The power dissipated in $1\Omega$ resistor is written as,

$p\left(t\right)=\frac{v_1^2\left(t\right)}{R}$

Here,

$p\left(t\right)$ is the power dissipated in $1\Omega$ resistor,

$R$ is the resistor.

Substitute $\left\{\left[4.66e^{-t}-5.66e^{-\frac{1}{4}t}\cos \frac{\sqrt{39}t}{4}-0.15e^{-\frac{1}{4}t}\sin \frac{\sqrt{39}t}{4}\right]u\left(t\right)\right\}\text{V}$ for $v_{\text{1}}\left(t\right)$ and $1\Omega$ for $R$ in the above formula.

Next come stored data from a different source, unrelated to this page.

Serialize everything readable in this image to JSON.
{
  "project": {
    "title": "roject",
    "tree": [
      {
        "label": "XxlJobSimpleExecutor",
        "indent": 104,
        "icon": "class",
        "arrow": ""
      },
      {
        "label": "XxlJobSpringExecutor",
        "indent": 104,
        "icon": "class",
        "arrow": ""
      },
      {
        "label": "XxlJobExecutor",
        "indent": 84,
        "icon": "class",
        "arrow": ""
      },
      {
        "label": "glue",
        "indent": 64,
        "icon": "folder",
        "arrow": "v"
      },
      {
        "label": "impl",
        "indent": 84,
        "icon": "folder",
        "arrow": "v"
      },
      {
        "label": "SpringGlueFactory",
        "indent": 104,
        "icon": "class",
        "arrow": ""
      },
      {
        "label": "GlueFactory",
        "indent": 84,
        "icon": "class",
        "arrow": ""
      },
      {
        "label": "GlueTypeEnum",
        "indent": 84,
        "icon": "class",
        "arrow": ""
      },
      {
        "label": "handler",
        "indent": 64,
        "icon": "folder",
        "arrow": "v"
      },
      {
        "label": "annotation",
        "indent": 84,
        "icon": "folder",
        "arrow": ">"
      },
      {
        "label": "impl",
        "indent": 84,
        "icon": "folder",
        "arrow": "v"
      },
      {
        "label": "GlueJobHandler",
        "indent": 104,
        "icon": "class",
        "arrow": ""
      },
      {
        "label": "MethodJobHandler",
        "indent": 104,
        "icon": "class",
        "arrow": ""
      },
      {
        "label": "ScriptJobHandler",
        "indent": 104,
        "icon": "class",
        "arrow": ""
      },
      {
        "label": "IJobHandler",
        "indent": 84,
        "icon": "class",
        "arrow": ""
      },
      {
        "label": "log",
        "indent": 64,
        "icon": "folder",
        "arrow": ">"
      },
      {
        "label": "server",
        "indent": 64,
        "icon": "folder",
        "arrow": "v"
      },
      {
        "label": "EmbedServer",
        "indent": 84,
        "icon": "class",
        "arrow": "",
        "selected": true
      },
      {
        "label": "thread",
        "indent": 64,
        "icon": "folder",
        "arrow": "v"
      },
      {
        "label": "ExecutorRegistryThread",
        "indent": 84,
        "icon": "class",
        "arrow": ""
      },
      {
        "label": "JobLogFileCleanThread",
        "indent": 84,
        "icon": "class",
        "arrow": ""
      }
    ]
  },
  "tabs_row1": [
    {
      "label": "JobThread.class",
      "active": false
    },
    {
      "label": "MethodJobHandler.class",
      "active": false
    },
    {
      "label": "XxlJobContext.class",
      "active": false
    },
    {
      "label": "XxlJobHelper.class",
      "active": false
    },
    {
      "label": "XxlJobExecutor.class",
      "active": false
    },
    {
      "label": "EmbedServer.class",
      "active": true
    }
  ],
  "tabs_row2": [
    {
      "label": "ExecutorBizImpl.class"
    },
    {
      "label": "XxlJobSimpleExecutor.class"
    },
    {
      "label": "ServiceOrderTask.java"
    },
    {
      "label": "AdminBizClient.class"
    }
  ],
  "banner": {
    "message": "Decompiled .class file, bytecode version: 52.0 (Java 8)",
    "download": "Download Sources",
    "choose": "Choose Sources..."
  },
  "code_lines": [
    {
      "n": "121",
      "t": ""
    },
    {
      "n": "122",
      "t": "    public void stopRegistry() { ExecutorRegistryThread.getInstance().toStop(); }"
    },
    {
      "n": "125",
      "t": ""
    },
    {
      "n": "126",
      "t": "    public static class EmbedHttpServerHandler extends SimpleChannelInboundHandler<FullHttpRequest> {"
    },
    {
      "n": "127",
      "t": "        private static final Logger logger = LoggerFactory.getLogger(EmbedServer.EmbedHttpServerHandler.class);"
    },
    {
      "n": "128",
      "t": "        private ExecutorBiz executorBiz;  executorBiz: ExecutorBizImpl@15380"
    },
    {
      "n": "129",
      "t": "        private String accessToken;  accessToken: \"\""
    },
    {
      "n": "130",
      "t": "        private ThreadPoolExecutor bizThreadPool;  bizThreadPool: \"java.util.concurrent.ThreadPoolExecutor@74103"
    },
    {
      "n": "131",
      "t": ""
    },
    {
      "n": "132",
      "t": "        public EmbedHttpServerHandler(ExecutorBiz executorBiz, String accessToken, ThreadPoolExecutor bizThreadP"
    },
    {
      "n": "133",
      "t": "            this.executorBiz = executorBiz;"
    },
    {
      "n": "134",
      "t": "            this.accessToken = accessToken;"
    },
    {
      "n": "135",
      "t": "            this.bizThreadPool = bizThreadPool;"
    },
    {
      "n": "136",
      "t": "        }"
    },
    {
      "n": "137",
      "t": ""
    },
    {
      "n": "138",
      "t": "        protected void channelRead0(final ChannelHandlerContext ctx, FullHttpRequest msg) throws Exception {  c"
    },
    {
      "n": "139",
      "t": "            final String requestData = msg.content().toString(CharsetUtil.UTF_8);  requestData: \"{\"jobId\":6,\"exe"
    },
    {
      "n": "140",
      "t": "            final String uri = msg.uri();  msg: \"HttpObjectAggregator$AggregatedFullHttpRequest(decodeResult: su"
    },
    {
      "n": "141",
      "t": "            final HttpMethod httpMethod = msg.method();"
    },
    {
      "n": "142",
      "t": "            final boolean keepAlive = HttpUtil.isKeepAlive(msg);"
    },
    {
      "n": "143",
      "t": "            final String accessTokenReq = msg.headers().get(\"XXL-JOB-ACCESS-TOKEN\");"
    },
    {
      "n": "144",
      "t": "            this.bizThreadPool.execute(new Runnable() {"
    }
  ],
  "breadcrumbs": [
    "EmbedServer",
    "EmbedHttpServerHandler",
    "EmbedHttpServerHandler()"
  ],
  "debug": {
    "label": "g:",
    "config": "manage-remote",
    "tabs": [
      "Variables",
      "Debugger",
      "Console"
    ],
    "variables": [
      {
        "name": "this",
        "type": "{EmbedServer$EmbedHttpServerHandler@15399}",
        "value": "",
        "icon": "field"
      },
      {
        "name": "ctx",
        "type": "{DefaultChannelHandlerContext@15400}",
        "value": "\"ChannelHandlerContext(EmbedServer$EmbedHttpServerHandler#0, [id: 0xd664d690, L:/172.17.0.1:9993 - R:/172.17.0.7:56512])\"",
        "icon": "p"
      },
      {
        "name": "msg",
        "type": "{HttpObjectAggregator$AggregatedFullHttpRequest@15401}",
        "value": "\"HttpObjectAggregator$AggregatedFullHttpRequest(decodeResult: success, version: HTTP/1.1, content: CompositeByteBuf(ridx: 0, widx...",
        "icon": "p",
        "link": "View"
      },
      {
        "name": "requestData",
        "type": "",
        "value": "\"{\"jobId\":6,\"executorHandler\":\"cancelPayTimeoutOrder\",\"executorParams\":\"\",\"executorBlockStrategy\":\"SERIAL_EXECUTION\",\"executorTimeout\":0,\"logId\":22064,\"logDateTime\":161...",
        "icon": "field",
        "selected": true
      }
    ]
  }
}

$\begin{array}{c}p\left(t\right)=\frac{{\left(\left\{\left[4.66e^{-t}-5.66e^{-\frac{1}{4}t}\cos \frac{\sqrt{39}t}{4}-0.15e^{-\frac{1}{4}t}\sin \frac{\sqrt{39}t}{4}\right]u\left(t\right)\right\}\text{V}\right)}^2}{1\Omega }\\ ={\left\{\left[4.66e^{-t}-5.66e^{-\frac{1}{4}t}\cos \frac{\sqrt{39}t}{4}-0.15e^{-\frac{1}{4}t}\sin \frac{\sqrt{39}t}{4}\right]u\left(t\right)\right\}}^2\text{W}\end{array}$

Conclusion:

Therefore, the power dissipated by the $1\Omega$ resistor is $\underset{\_}{{\left\{\left[4.66e^{-t}-5.66e^{-\frac{1}{4}t}\cos \frac{\sqrt{39}t}{4}-0.15e^{-\frac{1}{4}t}\sin \frac{\sqrt{39}t}{4}\right]u\left(t\right)\right\}}^2\text{W}}$.